Nous, les filles, nous regardons le train passer comme s’il s’agissait de « l’affaire de la voisine ». Alors que, à observer les institutions de notre religion et ses figures officielles locales, il y a de quoi crier à la ségrégation. Comptez donc le nombre d’éléments féminins dans les organes décisionnaires de l’islam de France – tels que le Conseil français du culte musulman (CFCM), l’Organisation de l’islam de France (OIF) –, et dans les associations. Lorsque les musulmanes sont présentes, c’est en arrière-plan, préposées à des tâches secondaires ou servant d’alibi.
Pas de parité
Les responsables sont souvent en barbe, djellaba ou costume. Ils sont imams, aumôniers, recteurs, etc. Il y en a même qui ont pris le titre d’« intellectuels ». Pour preuve, les signataires de la tribune « “Boycotter la France, c’est ignorer la réalité de ses idéaux” : l’appel d’intellectuels musulmans à “la concorde et l’union” » publiée par Le Monde le 31 octobre, parmi lesquels figure une seule femme, une certaine Eva Janadin – que je ne connais pas, et je m’en excuse. Le texte est passé comme une lettre à la poste auprès de la direction du quotidien français, qui l’a publiée sans se poser de question sur la très faible représentativité des femmes.
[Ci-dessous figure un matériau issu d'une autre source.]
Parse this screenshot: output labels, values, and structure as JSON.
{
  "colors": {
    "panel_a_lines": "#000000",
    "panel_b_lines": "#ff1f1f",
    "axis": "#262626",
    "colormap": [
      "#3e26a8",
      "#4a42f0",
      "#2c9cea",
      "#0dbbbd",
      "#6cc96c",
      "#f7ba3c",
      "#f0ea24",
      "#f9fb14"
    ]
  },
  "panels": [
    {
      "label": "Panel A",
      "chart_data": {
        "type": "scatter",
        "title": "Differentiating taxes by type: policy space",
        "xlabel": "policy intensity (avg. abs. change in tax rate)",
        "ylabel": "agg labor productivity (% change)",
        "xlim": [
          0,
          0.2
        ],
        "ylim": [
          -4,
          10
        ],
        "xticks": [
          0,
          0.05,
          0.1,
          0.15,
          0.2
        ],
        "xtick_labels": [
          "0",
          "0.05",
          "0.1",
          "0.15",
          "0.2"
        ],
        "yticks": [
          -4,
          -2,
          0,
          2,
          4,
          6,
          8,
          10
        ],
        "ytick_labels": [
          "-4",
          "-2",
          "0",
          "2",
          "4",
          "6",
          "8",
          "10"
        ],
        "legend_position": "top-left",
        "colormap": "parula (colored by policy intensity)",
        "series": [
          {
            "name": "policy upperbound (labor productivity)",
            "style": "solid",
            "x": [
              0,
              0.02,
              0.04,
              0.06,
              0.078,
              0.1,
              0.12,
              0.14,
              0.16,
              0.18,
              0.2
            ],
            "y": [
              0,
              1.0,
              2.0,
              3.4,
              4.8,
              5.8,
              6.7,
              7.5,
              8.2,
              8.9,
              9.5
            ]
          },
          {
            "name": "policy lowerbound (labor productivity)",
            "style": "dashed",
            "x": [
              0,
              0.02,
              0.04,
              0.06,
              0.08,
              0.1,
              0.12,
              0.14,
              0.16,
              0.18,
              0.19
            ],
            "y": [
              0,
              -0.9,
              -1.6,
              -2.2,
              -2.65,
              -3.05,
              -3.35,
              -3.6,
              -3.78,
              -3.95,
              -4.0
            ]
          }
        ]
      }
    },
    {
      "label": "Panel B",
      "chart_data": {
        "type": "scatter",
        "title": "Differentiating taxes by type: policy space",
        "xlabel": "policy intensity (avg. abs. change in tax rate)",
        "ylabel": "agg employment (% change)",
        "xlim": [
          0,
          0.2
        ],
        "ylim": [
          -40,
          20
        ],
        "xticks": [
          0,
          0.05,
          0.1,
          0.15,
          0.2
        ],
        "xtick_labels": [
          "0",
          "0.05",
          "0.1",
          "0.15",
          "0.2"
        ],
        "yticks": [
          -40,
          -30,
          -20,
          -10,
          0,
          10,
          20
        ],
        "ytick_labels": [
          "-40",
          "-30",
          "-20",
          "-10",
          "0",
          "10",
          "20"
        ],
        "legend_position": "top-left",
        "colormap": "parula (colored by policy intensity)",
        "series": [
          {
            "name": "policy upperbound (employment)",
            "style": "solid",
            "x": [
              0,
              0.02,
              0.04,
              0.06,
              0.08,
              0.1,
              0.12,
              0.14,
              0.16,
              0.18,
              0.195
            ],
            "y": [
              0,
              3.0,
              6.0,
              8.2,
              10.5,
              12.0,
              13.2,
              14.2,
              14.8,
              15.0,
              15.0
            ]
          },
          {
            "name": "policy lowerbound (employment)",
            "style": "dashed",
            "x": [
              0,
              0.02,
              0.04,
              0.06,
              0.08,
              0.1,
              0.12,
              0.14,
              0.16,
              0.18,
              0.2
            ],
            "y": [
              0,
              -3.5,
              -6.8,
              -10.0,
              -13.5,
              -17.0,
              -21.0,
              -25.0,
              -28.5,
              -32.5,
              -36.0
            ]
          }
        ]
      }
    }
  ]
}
En France, aucun projet n’est confié aux musulmanes. Je n’ai pas vu de solidarité à l’adresse des femmes imames
Le problème, c’est que la République semble s’en accommoder. Elle prend acte de la suprématie du masculin sur le féminin, inhérente à la Tradition, et avalise la thèse de la prééminence des hommes sur les femmes. Comme s’il était normal de laisser faire ou d’enfreindre les principes de parité et d’égalité dès qu’il s’agit d’islam et de musulmans. Les gouvernements français successifs ne s’adressent qu’aux hommes, les installent en haut de la pyramide, les font plancher sur les dossiers, défiler sur les écrans, maîtres attitrés du secteur.
Il suffit de se référer à des événements tels que les attentats de 2015 liés aux caricatures de Mahomet, l’assassinat de Samuel Paty ou la loi sur le séparatisme. L’on recueille l’avis des religieux, les imams surtout. À qui on demande naïvement : « Que pensez-vous des attentats ? » et qui répondent sereinement : « Cela n’a rien à voir avec l’islam » ou bien « les terroristes ne sont pas de vrais musulmans ». Franchement, est-ce que l’on s’attendrait à d’autres réponses que celles-là de la part de gens qui sont dans leur rôle ?
Écoutez les musulmanes
Peu d’élus demandent conseils aux musulmanes, comme si elles devaient obéir à l’injonction de conserver le même statut que leurs aïeules silencieuses et observatrices, pour ne pas dire soumises. Aucun projet remarquable ne leur est confié. Je n’ai pas vu de figures responsables exiger la parité dans les instances représentatives de notre religion, dénoncer les conditions dans lesquelles les croyantes sont reléguées au sous-sol des mosquées ni exiger que les prêches cessent d’être l’apanage des hommes. Je n’ai pas vu de solidarité à l’adresse des femmes imames ni d’aide leur permettant de trouver des lieux de prière.
De là naissent des contradictions typiquement françaises qui consistent à demander aux musulmanes d’être des facteurs d’intégration et des porte-drapeaux de la République mais sans se donner la peine de les écouter la moitié du temps. On souhaite qu’elles soient le symbole d’un islam réconcilié avec la laïcité mais on les ignore dès qu’il s’agit de confronter celle-ci à l’épreuve de la religion.
Alors de grâce, réveillez-vous, les républicains ! On ne vous demande pas de pousser les filles à édicter les fatwas ou à diriger la Grande Mosquée de Paris. Mais au moins demandez-leur leur avis. Afin que les choses changent. Et que, par leur intermédiaire, se réalise cet espoir resté vain : passer d’un « islam en France » à un « islam de France ». Voire à un « islam français ».